对应两个核心页面的路由如下所示,每个url对应一个视图函数。

# urls.py

from django.urls import path

from web.views import home, download

urlpatterns = [
    path('home', home),
    path('downloader', download),
]

#web/urls.py

from django.http import HttpResponse
from django.shortcuts import render, redirect

# Create your views here.
from common.utils import format_duration, load_media
from common.DouYin import DY

def home(request):
    """首页"""
    return render(request, 'home.html')

def download(request):
    """下载"""
    url = request.POST.get('url', None)
    assert url != None

    dy = DY()
    data = dy.parse(url)

    mp4_path, mp4_content_length = load_media(data['mp4'], 'mp4')
    mp3_path, mp3_content_length = load_media(data['mp3'], 'mp3')

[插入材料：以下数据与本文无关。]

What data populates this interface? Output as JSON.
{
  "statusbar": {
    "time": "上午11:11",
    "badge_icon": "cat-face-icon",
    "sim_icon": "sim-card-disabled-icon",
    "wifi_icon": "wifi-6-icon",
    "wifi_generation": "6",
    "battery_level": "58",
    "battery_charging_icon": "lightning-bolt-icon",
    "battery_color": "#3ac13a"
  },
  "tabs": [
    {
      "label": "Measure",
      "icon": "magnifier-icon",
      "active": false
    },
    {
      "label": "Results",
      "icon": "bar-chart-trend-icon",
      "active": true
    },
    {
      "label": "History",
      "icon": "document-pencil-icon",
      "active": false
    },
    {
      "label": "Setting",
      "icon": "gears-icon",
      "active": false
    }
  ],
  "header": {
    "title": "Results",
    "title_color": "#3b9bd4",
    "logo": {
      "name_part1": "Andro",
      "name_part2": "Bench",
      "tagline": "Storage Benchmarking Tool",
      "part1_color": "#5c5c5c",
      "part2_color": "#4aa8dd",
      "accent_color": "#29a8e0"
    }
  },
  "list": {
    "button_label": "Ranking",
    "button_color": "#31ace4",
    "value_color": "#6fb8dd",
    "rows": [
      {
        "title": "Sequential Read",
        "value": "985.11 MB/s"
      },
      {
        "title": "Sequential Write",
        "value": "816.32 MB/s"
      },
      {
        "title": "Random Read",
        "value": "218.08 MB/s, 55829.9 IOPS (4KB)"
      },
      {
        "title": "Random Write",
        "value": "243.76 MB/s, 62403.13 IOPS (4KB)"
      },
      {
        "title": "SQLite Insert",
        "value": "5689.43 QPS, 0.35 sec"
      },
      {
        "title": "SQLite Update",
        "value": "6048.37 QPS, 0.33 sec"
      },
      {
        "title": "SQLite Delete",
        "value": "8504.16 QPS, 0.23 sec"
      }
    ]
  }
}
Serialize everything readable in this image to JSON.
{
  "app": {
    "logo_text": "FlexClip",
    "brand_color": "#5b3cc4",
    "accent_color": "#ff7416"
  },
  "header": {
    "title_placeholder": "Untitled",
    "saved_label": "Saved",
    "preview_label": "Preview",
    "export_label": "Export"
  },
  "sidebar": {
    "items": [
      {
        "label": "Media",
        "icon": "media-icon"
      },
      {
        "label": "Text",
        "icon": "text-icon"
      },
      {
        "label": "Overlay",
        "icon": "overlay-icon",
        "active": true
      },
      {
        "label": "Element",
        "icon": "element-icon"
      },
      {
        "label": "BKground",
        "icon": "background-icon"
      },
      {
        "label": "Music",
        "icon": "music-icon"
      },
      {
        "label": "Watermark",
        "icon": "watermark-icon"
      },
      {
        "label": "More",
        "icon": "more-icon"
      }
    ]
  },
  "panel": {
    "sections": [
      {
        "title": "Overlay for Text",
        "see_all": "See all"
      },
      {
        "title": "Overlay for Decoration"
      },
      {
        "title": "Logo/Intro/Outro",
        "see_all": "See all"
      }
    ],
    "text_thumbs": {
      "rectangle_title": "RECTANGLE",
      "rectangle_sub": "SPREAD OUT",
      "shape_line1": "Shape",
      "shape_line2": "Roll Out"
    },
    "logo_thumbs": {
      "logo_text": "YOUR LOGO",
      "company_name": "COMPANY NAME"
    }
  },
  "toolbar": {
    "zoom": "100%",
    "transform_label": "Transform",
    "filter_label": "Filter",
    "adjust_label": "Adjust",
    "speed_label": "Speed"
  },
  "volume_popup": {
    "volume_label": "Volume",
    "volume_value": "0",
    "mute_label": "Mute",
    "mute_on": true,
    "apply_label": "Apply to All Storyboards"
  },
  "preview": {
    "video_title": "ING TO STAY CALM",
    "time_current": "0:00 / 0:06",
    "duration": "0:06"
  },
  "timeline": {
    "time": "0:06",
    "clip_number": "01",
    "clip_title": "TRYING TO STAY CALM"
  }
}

    realpath = ''.join(['https://www.chenshiyang.com', mp4_path])

    print('realpath---------------------', realpath)

    if len(data['desc'].split('#')) > 2:
        topic = data['desc'].split('#')[2].rstrip('#')

    return render(request, 'download.html', locals())

可以看出通过home页面表单提交过来的下载url会交由download函数处理。common模块的DouYin.py中定义的DY类负责对url继续解析,爬取相关视频地址,通过自定义utils.py中的load_media方法下载文件,并返回文件路径以及文件大小。

由于解析下载url,从抖音爬取数据的代码都封装到DY类里了,所以我们有必要贴下这个类的代码。另外,我们还需要贴下load_media这个方法的代码。

# common/DouYin.py

# -*- coding: utf-8 -*-
# @Time    : 2020-07-03 13:10
# @Author  : chenshiyang
# @Email   : chenshiyang@blued.com
# @File    : DouYin.py
# @Software: PyCharm


import re
from urllib.parse import urlparse
import requests
from common.utils import format_duration


class DY(object):

    def __init__(self, app=None):
        self.app = app
        if app is not None:
            self.init_app(app)

        self.headers = {
            'accept': 'text/html,application/xhtml+xml,application/xml;q=0.9,image/webp,image/apng,*/*;q=0.8,application/signed-exchange;v=b3;q=0.9',
            # 'accept-encoding': 'gzip, deflate, br',
            'accept-language': 'zh-CN,zh;q=0.9',
            'cache-control': 'no-cache',
            'cookie': 'sid_guard=2e624045d2da7f502b37ecf72974d311%7C1591170698%7C5184000%7CSun%2C+02-Aug-2020+07%3A51%3A38+GMT; uid_tt=0033579d9229eec4a4d09871dfc11271; sid_tt=2e624045d2da7f502b37ecf72974d311; sessionid=2e624045d2da7f502b37ecf72974d311',
            'pragma': 'no-cache',
            'sec-fetch-dest': 'document',
            'sec-fetch-mode': 'navigate',
            'sec-fetch-site': 'none',
            'sec-fetch-user': '?1',
            'upgrade-insecure-requests': '1',
            'user-agent': 'Mozilla/5.0 (iPhone; CPU iPhone OS 13_2_3 like Mac OS X) AppleWebKit/605.1.15 (KHTML, like Gecko) Version/13.0.3 Mobile/15E148 Safari/604.1'
        }

        self.domain = ['www.douyin.com',
                       'v.douyin.com',
                       'www.snssdk.com',
                       'www.amemv.com',
                       'www.iesdouyin.com',
                       'aweme.snssdk.com']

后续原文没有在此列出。